Ada masa-masa ketika kita dihadapkan pada pilihan sulit, lebih baik bertahan atau melepaskan? Entah itu dalam hubungan percintaan, persahabatan, atau bahkan pekerjaan, dilema ini selalu terasa berat. Karena keputusan itu bukan hanya soal orang lain tapi juga soal bagaimana kita menilai diri sendiri.
Bertahan seringkali terasa lebih aman. Ada rasa familiar, kenangan yang sudah terlanjur dalam, atau harapan bahwa keadaan akan membaik jika kita terus berusaha. Tapi bertahan juga bisa berarti menahan rasa sakit atau mengorbankan bagian dari diri kita yang sebenarnya ingin bebas.
Di sisi lain, melepaskan tidak kalah menakutkan. Ada rasa takut kehilangan, takut menyesal, atau takut tidak menemukan sesuatu yang lebih baik setelahnya. Melepaskan berarti menghadapi ruang kosong yang sebelumnya diisi oleh hubungan atau kebiasaan yang sudah lama kita jalani.
“Kadang yang bikin berat bukan pilihan bertahan atau melepaskan tapi ketakutan akan kehilangan rasa aman yang sudah kita kenal.”
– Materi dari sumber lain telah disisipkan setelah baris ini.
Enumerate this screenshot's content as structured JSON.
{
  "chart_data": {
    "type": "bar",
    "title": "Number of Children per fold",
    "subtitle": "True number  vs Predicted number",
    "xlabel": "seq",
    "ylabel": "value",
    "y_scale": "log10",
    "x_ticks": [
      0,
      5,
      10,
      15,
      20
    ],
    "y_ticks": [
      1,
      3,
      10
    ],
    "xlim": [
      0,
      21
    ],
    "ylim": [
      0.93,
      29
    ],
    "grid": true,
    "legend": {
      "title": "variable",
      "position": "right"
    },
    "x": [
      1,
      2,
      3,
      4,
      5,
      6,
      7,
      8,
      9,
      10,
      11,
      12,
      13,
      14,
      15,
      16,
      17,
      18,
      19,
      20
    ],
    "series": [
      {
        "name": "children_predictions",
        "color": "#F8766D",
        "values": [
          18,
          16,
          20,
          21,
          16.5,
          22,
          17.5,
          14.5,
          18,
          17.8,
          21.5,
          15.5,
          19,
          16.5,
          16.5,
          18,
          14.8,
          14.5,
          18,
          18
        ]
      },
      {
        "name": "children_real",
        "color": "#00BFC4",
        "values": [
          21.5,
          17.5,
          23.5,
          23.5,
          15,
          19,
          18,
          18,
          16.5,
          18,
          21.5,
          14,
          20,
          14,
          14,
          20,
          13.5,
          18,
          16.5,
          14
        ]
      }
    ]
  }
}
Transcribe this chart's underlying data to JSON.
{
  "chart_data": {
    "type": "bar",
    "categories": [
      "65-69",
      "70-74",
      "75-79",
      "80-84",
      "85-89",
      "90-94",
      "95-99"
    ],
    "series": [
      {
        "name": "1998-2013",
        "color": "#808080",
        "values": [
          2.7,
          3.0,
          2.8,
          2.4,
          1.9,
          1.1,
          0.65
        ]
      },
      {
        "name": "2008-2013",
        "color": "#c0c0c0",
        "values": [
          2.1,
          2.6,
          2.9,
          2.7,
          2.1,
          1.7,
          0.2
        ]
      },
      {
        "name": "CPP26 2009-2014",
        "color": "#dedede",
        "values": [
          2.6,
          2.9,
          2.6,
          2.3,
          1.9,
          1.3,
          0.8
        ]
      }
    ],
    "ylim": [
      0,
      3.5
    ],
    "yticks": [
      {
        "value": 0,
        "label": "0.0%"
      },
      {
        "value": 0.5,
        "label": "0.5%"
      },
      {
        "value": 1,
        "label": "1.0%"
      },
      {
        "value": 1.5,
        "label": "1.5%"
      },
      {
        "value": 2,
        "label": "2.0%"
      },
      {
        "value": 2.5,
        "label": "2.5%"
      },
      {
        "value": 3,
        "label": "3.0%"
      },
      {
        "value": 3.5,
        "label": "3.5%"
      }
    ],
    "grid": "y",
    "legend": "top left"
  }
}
Lalu, bagaimana kita tahu harus memilih yang mana? Tidak ada jawaban yang benar-benar universal. Tapi satu hal yang pasti bahwa keputusan terbaik biasanya adalah yang tetap memberi ruang bagi diri kita untuk tumbuh. Kalau bertahan membuat kita terjebak, mungkin melepaskan adalah jalan yang lebih sehat. Tapi kalau melepaskan terasa hanya karena emosi sesaat, mungkin bertahan masih layak dicoba.
Pada akhirnya, entah bertahan atau melepaskan, keduanya butuh keberanian. Bertahan butuh usaha untuk memperbaiki, sementara melepaskan butuh keyakinan untuk melangkah.